Wiz's early growth was fueled by strong customer pull, not a sales push. They achieved this by solving a massive problem (cloud security) with a product that delivered tangible value in just 15 minutes. This incredibly short time-to-value for an enterprise product made early sales organic and rapid.
For over a year, Mercor focused 100% of its resources on product and customer experience, forgoing a sales team. This deep focus on flagship customers in a tight-knit industry (AI labs) generated powerful word-of-mouth that fueled its historic growth.
In a domain dominated by fear, uncertainty, and doubt (FUD), Wiz intentionally avoids it. They believe customers connect better with empowerment and humor. Instead of scaring clients about potential breaches, they frame their product as a tool that enables teams to build securely and confidently, fostering a healthier partnership.
Instead of vanity usage metrics, Wiz focuses on a core customer outcome: helping customers resolve all critical risks. They gamified this by creating the 'Zero Criticals Club.' This metric proves the product is driving real organizational change, a key indicator of value and stickiness that is hard to replace.

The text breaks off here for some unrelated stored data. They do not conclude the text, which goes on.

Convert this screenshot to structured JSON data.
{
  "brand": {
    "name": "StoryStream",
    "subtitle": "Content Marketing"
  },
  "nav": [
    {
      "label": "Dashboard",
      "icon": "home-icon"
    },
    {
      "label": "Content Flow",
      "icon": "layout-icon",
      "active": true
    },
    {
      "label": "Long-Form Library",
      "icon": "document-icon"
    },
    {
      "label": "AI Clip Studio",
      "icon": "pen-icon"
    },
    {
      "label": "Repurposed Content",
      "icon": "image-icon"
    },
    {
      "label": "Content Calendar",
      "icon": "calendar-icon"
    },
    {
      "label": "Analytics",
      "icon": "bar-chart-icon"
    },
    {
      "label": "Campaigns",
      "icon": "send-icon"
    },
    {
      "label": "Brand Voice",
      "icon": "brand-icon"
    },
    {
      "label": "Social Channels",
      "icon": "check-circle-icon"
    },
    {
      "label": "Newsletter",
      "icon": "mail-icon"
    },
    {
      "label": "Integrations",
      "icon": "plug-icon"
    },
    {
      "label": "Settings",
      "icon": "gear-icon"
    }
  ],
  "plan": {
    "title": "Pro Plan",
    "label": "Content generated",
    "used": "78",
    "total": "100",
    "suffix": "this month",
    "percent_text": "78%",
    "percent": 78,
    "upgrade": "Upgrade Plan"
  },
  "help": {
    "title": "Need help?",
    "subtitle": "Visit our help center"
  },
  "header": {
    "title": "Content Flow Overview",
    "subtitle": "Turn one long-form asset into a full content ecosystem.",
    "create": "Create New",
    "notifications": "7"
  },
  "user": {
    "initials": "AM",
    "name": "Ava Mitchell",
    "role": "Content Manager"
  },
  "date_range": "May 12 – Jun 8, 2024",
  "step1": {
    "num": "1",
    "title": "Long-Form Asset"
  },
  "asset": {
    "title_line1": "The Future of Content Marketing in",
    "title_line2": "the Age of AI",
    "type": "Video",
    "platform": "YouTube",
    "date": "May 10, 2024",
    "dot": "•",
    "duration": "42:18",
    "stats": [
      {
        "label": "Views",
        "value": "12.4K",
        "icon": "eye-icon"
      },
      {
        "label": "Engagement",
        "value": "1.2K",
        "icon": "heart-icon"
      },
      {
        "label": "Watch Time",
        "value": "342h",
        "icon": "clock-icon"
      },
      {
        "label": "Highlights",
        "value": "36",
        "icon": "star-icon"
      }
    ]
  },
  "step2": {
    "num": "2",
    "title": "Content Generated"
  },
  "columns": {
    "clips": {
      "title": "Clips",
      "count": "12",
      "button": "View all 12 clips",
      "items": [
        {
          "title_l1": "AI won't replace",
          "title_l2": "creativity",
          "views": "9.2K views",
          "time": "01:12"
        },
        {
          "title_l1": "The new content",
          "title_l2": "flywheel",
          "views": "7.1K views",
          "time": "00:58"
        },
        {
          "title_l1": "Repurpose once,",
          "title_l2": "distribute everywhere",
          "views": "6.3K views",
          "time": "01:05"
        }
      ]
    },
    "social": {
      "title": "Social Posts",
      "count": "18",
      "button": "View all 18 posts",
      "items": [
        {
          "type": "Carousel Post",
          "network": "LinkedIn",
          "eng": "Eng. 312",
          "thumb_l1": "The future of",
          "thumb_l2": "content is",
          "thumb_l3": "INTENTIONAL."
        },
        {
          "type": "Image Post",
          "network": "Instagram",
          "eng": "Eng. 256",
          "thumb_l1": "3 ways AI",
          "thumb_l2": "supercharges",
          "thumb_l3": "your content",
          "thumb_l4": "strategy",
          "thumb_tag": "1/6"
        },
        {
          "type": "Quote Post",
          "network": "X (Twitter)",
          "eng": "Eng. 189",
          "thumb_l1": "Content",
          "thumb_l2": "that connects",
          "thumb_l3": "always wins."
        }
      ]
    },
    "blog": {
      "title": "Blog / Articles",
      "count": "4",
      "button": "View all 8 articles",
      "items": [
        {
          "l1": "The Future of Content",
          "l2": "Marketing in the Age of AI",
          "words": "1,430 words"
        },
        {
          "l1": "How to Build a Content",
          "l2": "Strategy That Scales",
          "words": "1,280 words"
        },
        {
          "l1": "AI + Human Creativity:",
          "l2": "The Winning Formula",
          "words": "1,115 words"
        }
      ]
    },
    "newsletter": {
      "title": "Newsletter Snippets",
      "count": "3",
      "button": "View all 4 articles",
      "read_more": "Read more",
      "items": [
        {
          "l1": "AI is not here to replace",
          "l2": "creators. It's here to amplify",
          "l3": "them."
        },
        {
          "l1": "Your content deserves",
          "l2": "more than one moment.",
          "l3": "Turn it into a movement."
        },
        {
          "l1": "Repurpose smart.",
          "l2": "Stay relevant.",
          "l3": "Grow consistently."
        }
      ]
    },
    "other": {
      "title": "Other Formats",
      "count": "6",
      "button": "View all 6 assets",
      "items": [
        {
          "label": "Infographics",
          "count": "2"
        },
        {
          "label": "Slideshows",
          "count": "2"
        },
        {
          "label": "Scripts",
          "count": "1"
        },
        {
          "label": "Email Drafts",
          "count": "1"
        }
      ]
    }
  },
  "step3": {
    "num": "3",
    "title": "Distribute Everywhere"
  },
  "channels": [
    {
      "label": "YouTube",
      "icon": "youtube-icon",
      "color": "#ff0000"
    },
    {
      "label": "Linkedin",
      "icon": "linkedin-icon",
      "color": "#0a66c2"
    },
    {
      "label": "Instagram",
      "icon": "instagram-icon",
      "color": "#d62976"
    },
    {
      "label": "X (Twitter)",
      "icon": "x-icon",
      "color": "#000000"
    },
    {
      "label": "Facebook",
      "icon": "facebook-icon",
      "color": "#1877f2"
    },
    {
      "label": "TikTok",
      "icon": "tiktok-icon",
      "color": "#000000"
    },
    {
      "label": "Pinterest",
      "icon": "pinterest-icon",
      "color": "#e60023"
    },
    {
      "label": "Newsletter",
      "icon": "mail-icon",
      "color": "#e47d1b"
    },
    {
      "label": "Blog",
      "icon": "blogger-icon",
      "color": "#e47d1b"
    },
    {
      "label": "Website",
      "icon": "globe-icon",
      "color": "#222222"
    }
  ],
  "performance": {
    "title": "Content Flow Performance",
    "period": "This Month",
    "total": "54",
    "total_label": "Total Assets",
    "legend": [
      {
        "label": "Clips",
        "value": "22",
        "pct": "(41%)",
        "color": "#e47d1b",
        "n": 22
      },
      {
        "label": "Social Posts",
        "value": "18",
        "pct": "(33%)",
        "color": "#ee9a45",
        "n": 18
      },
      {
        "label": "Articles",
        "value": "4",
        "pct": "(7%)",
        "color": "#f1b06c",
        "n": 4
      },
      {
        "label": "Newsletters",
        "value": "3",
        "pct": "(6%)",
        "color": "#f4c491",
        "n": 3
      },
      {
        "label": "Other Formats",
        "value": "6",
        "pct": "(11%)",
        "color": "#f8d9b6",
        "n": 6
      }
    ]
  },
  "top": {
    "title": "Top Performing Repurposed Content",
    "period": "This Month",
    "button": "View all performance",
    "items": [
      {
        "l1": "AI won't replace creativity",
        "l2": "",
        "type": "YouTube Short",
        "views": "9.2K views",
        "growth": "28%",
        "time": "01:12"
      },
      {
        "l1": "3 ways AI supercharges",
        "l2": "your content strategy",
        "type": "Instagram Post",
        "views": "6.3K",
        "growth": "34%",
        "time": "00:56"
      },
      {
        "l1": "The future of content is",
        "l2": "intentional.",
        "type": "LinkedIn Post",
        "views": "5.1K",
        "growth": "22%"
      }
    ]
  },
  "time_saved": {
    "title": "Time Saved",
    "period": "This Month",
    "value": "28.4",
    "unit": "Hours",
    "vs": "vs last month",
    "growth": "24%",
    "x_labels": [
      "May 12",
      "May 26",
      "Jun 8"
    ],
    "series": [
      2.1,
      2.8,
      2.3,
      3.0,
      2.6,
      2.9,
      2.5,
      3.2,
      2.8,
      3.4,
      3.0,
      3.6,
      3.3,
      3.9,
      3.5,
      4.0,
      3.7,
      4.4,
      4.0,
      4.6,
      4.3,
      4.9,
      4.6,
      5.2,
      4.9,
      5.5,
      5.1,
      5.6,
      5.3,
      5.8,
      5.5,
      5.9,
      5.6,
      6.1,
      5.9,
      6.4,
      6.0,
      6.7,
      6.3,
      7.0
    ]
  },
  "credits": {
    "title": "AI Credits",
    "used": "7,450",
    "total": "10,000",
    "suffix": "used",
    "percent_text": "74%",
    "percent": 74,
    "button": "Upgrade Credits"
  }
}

After a sales pitch to a major influencer failed, a 10X engineer built a working version of the proposed app in just four hours. Putting the functional product directly in the influencer's hands immediately vaulted 10X back to the top of their list, demonstrating that rapid AI-enabled prototyping is a powerful sales tool.
You've achieved product-market fit when the market pulls you forward, characterized by growth driven entirely by organic referrals. If your customers are so passionate that they do the selling for you, you've moved beyond just a good idea.